Nikoloz Cholokashvili (Nicholas Irubakidze-Cholokashvili) (ნიკოლოზ ჩოლოყაშვილი; ნიკოლოზ ირუბაქიძე-ჩოლოყაშვილი), known in Europe as Niceforo Irbachi, (1585–1658), was a Georgian Orthodox priest, politician and diplomat.
==Life==
Born into a prominent aristocratic family, he was educated at a Greek clerical school in Italy. From 1608 to 1614, he served later a priest at the court of Teimuraz I, king of Kakheti, eastern Georgia. During the invasion by Shah Abbas I in 1614, he left for Jerusalem. In 1625, Teimuraz assigned him to lead an embassy to Europe in order to get support against the Persian aggression. The mission, however, went in vain; the Europeans at that time were too involved in the Thirty Years' War to be concerned about the fate of a small Christian kingdom in the Caucasus. While visiting Rome, he helped to publish a Georgian dictionary, the first printed book in Georgian, in 1629. Upon returning in Georgia, he was ordained as a senior priest at Metekhi Church, Tbilisi, 1629-1632. In 1632, he was invited by the Mingrelian prince Levan II Dadiani, and appointed him as a minister.
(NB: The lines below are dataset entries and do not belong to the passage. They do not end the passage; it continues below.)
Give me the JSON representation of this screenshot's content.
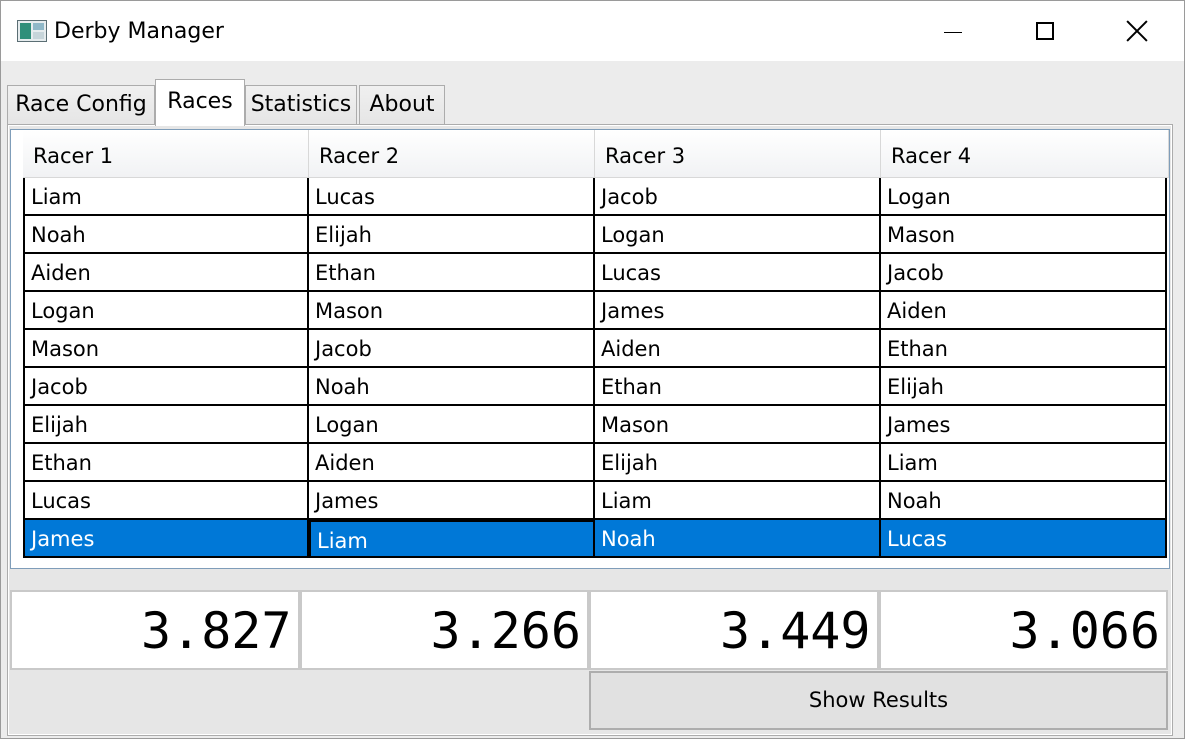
{
  "window": {
    "title": "Derby Manager",
    "icon": "app-icon"
  },
  "tabs": [
    {
      "label": "Race Config",
      "selected": false
    },
    {
      "label": "Races",
      "selected": true
    },
    {
      "label": "Statistics",
      "selected": false
    },
    {
      "label": "About",
      "selected": false
    }
  ],
  "grid": {
    "columns": [
      "Racer 1",
      "Racer 2",
      "Racer 3",
      "Racer 4"
    ],
    "rows": [
      [
        "Liam",
        "Lucas",
        "Jacob",
        "Logan"
      ],
      [
        "Noah",
        "Elijah",
        "Logan",
        "Mason"
      ],
      [
        "Aiden",
        "Ethan",
        "Lucas",
        "Jacob"
      ],
      [
        "Logan",
        "Mason",
        "James",
        "Aiden"
      ],
      [
        "Mason",
        "Jacob",
        "Aiden",
        "Ethan"
      ],
      [
        "Jacob",
        "Noah",
        "Ethan",
        "Elijah"
      ],
      [
        "Elijah",
        "Logan",
        "Mason",
        "James"
      ],
      [
        "Ethan",
        "Aiden",
        "Elijah",
        "Liam"
      ],
      [
        "Lucas",
        "James",
        "Liam",
        "Noah"
      ],
      [
        "James",
        "Liam",
        "Noah",
        "Lucas"
      ]
    ],
    "selected_row_index": 9,
    "selected_column_index": 1,
    "selection_color": "#0078d7"
  },
  "times": [
    "3.827",
    "3.266",
    "3.449",
    "3.066"
  ],
  "show_results_label": "Show Results"
}
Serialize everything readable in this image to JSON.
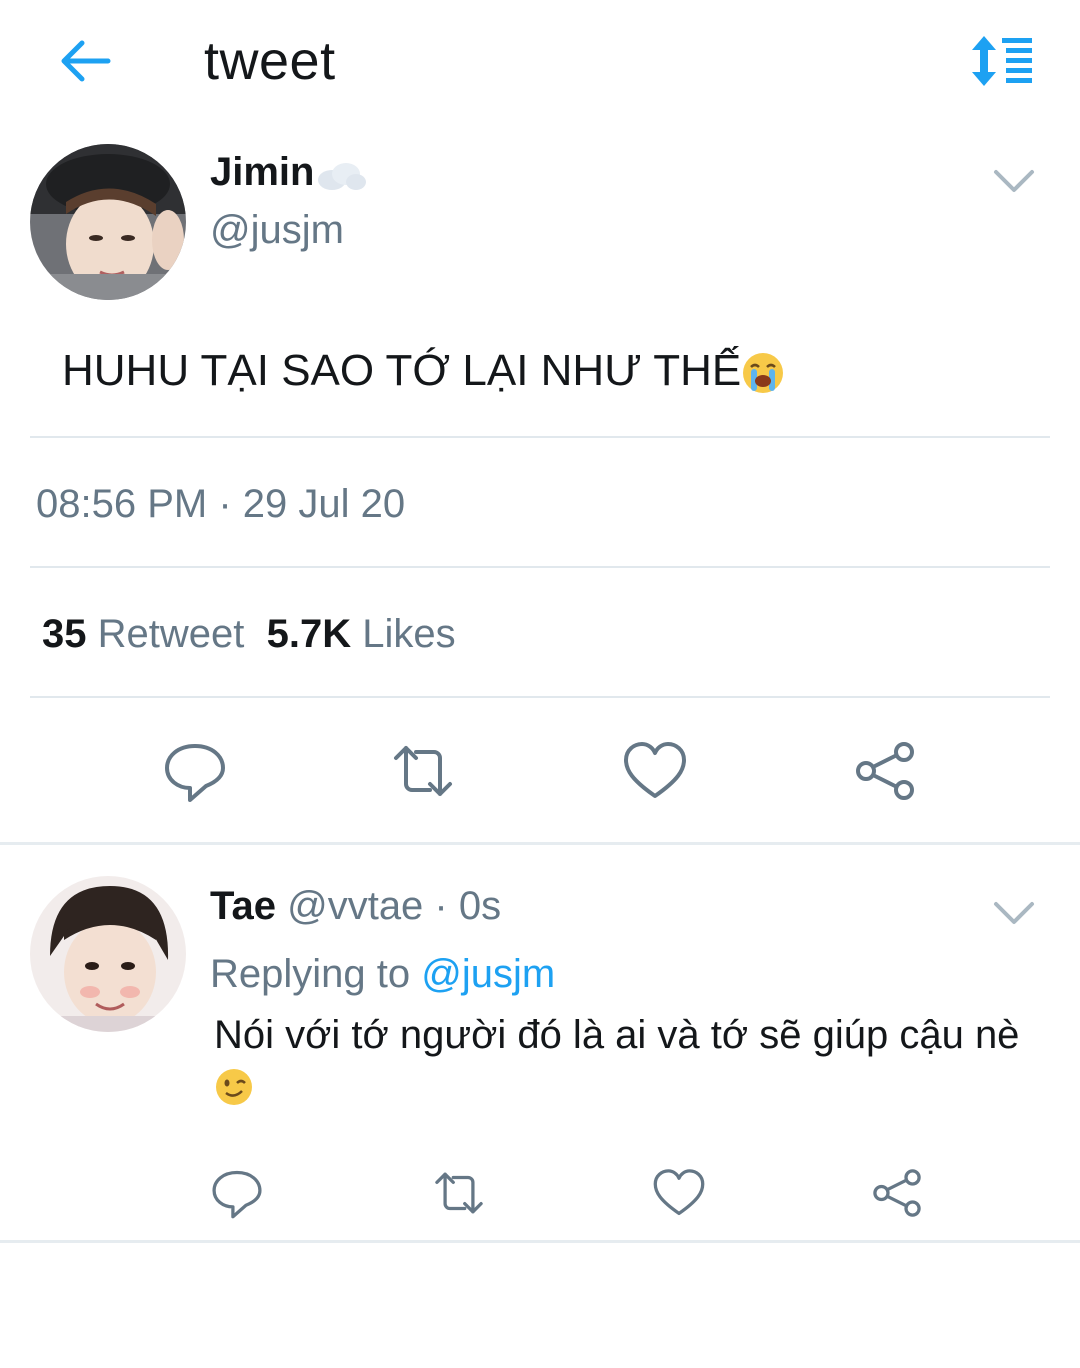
{
  "header": {
    "title": "tweet",
    "back_icon": "arrow-left-icon",
    "sort_icon": "sort-icon",
    "accent_color": "#1da1f2"
  },
  "tweet": {
    "author_name": "Jimin",
    "author_handle": "@jusjm",
    "text": "HUHU TẠI SAO TỚ LẠI NHƯ THẾ",
    "text_emoji": "loudly-crying-face",
    "timestamp": "08:56 PM · 29 Jul 20",
    "retweet_count": "35",
    "retweet_label": "Retweet",
    "like_count": "5.7K",
    "like_label": "Likes",
    "actions": [
      "reply-icon",
      "retweet-icon",
      "like-icon",
      "share-icon"
    ]
  },
  "reply": {
    "author_name": "Tae",
    "meta": "@vvtae · 0s",
    "replying_label": "Replying to",
    "replying_to": "@jusjm",
    "text": "Nói với tớ người đó là ai và tớ sẽ giúp cậu nè",
    "text_emoji": "winking-face",
    "actions": [
      "reply-icon",
      "retweet-icon",
      "like-icon",
      "share-icon"
    ]
  }
}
From 1643 to 1649, he lived again in Jerusalem, where he served as an archimandrite of the Georgian Monastery of the Cross. He returned to Mingrelia in 1649, and was consecrated as Catholicos of Abkhazia (western Georgia) in 1650. After the death of Levan II (1657), Nicholas was arrested by the new prince Vameq III Dadiani, and died in imprisonment in 1658.